My studio mates are all very welcoming. I found it odd, however, that the ratio of male to female was approximately 3:1. I didn't count everyone to be sure, but there are only 5 females, including myself, and probably 15 or so guys. It shall be an interesting dynamic for sure...I'm not used to that, considering the ratio is the other way around back home. I am taking a 300-level studio so I am a year older than everyone else in my class...perhaps this means I'll have an advantage over them...I certainly wouldn't want to be the underdog, or the American student who knows nothing about landscape architecture in New Zealand. But I feel pretty confident about my studies, I can say that honestly. Everyone had to pin up their projects from last year (our French professor wanted to know what everyone's skill set is like, so she has a feel for what she's going to be dealing with).

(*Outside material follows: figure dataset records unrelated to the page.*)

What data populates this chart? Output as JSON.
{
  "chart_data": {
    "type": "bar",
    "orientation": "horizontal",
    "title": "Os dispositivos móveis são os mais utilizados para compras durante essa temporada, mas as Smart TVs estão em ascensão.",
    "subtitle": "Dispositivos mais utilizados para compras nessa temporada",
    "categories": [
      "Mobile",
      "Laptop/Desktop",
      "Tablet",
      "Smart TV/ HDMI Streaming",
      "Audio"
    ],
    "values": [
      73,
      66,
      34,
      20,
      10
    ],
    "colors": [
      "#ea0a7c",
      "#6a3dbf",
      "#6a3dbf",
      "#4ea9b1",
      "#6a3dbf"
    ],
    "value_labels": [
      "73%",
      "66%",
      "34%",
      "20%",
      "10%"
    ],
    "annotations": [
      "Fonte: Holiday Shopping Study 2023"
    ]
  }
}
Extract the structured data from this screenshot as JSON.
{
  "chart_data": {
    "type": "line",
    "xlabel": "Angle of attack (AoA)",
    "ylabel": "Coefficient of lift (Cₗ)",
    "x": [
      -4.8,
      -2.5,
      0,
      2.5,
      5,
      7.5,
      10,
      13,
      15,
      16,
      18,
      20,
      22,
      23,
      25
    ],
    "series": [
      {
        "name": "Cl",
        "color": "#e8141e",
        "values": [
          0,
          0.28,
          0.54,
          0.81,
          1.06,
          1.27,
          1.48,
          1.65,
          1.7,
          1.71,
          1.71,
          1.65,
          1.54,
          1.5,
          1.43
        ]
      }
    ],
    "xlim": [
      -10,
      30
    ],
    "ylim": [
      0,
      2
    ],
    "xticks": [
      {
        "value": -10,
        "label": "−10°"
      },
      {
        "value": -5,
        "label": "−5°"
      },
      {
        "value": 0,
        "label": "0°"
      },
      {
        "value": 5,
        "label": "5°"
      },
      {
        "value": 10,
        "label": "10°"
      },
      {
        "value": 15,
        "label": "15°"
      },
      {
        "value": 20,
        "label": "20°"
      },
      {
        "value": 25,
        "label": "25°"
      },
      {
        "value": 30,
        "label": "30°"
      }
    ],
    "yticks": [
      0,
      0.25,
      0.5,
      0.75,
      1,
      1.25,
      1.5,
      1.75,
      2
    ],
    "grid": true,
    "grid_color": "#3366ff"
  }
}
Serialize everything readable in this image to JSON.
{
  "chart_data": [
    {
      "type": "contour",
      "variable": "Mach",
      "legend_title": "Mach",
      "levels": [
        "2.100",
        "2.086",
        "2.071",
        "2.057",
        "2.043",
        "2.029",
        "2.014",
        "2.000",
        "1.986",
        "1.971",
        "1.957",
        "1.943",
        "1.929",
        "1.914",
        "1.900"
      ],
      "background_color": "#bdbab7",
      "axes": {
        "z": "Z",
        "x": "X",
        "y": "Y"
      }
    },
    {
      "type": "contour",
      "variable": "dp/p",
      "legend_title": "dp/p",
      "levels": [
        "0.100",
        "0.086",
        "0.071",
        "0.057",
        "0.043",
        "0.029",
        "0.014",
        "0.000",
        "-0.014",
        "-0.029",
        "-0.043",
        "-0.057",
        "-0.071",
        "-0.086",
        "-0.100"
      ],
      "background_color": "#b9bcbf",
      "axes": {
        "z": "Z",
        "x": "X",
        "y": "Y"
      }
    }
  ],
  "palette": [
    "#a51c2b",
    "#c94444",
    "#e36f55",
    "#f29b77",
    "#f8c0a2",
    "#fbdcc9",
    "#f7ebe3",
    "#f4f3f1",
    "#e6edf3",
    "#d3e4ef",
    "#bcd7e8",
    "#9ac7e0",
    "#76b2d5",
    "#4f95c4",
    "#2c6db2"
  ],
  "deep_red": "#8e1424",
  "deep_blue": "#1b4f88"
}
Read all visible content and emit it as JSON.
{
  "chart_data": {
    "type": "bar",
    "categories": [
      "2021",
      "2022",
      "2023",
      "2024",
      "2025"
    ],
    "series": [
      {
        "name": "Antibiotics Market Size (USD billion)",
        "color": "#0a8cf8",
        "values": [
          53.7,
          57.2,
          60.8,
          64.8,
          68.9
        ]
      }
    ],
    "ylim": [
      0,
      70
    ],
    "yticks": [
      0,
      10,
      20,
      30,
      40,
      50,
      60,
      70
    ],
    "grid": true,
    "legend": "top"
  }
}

I didn't have anything to show obviously, but sometime this week Sabrina (the French professor) wants to go through my portfolio. I am glad I thought to bring it. That's kind of terrifying to think about. I wonder if I'm going to have to do this portfolio showing in front of the entire studio. I suppose I wouldn't mind all that much.
We spent about 40 minutes of our studio time exploring our project site, which is occupied by mainly industrial buildings along the harbor and near the railway station. It's not too big, and isn't the largest scale project I have ever worked on. I think it will be interesting to see what we all come up with. We did not get a project briefing today, which was really disorienting for me because: 1. I don't know Wellington all that well yet so I was meandering around for a bit like a chicken with my head cut off; and 2. I have no idea what the final goal of this project is without a project brief! Sabrina said she still needs to look it over one more time before she gives us the project brief...all I was thinking was, "It's the first day of studio...you should already have this ready for us!"
Our assignment for today was to sketch what we "feel" about the project site. What did I feel? Well...it was nice and sunny. The water is pretty. I could hear the roaring of the barges and some planes flying by. I felt like the architecture was a bit dull since it is mainly industrial land. Oh and, where the hell am I?!? Now, do I feel my sketches reflected that? Absolutely not. I haven't sketched just to sketch for ages now. All I brought was my tiny sketchbook and a pen that kept smearing. The side of my drawing hand was nearly all black by the time I finished just three sketches. I'm off to such a great start!
I seriously underestimated the weather in Wellington today. I dressed for cold: jeans, boots, flannel shirt, leather jacket, and a scarf. I made the judgment based on the past days this week, which have been cloudy, rainy, and cold. That is not the case today. After walking for 35 minutes back to my flat, I tore off my jacket and scarf and just watched the sweat run down my forehead. Wellington weather is so unpredictable, gray one day and cheery the next!
I have one more lecture today...Peopling of Polynesia. I'm excited about this one. Hopefully I'll have proper note-taking tools for this one.